An Introduction To 3D with Lyndon Daniels
Table of Contents
An Introduction To 3D with Lyndon Daniels
Part 4: Understanding UV’s
Texturing
By default many 3D applications will create a material, shader or shading group when a renderable object is added to the scene. This new shader will then be applied to the 3D object in order to make it renderable.Shading groups can consist of several shader types such as a surface material, a volume material and a displacement material. The shading type we are most interested in is the surface material which is also known as the Diffuse materials in some 3D applications. There are many different types of surface materials, which are simply a combination of attributes that tell your 3D application what the geometry looks like when light hits and bounces of the object’s surface during rendering. This will result in a surface that, for example, might look like plastic, metal or skin.
iYour object’s surface shader will not be visible in the viewport while it is rendering in wireframe mode. As a result many high-end 3D applications have the ability to display certain material properties in the realtime 3D viewport when a shaded viewport display setting is chosen.
Once you have your shader assigned to your 3D model you are ready to add a texture to the surface.

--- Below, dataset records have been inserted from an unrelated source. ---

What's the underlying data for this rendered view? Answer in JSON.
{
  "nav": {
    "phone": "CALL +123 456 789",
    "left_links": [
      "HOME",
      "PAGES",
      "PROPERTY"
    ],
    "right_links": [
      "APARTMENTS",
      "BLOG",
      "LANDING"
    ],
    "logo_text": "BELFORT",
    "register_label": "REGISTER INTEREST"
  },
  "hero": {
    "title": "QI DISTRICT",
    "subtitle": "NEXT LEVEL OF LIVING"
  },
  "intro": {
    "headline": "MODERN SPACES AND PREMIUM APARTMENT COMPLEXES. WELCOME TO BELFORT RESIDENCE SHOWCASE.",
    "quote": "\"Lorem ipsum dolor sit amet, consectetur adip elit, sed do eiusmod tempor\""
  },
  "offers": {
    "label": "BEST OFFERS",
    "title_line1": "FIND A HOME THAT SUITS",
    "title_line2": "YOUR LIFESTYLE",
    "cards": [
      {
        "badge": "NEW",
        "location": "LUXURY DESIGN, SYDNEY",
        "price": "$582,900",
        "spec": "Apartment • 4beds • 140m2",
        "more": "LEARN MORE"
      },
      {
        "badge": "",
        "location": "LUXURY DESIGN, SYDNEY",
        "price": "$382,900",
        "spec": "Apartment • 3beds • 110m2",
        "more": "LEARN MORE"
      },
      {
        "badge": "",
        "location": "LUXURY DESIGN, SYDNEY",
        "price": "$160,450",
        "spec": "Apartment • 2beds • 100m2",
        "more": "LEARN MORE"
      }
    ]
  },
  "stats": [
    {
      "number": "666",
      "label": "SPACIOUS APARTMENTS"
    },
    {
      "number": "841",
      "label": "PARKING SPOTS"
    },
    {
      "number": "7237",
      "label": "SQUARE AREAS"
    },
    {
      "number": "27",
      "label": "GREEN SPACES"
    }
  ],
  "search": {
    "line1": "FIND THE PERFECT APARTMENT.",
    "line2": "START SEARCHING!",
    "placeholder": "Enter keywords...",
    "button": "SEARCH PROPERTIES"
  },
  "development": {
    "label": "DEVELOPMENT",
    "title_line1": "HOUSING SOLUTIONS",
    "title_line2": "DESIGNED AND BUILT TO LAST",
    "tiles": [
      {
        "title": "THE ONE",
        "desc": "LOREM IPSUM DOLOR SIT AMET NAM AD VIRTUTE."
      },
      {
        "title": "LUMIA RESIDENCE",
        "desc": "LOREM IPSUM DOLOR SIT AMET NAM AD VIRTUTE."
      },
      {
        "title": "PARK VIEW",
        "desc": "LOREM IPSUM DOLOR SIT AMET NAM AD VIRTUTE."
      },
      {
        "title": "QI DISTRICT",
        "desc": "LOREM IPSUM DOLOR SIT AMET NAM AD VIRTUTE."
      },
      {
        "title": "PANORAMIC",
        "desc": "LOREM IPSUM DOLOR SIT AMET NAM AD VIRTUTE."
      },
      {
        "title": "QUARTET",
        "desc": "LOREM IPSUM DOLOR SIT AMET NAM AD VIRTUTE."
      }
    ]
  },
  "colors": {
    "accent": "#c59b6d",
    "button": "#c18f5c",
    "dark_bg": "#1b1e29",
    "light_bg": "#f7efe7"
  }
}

A texture will generally comprise of a bitmap image such as a JPG, PNG, TGA, TIF etc. These can be created using 2D image manipulation software and some 3D applications permit texture map creation natively.
The laying out of your models UV’s are particularly important when utalizing bitmap textures. As you can imagine, the coorinates of certain areas of the texture projected into your model will be derived from the placement of the UV shells (residing on a flat 2D plane) within your 3D application’s UV texture editor.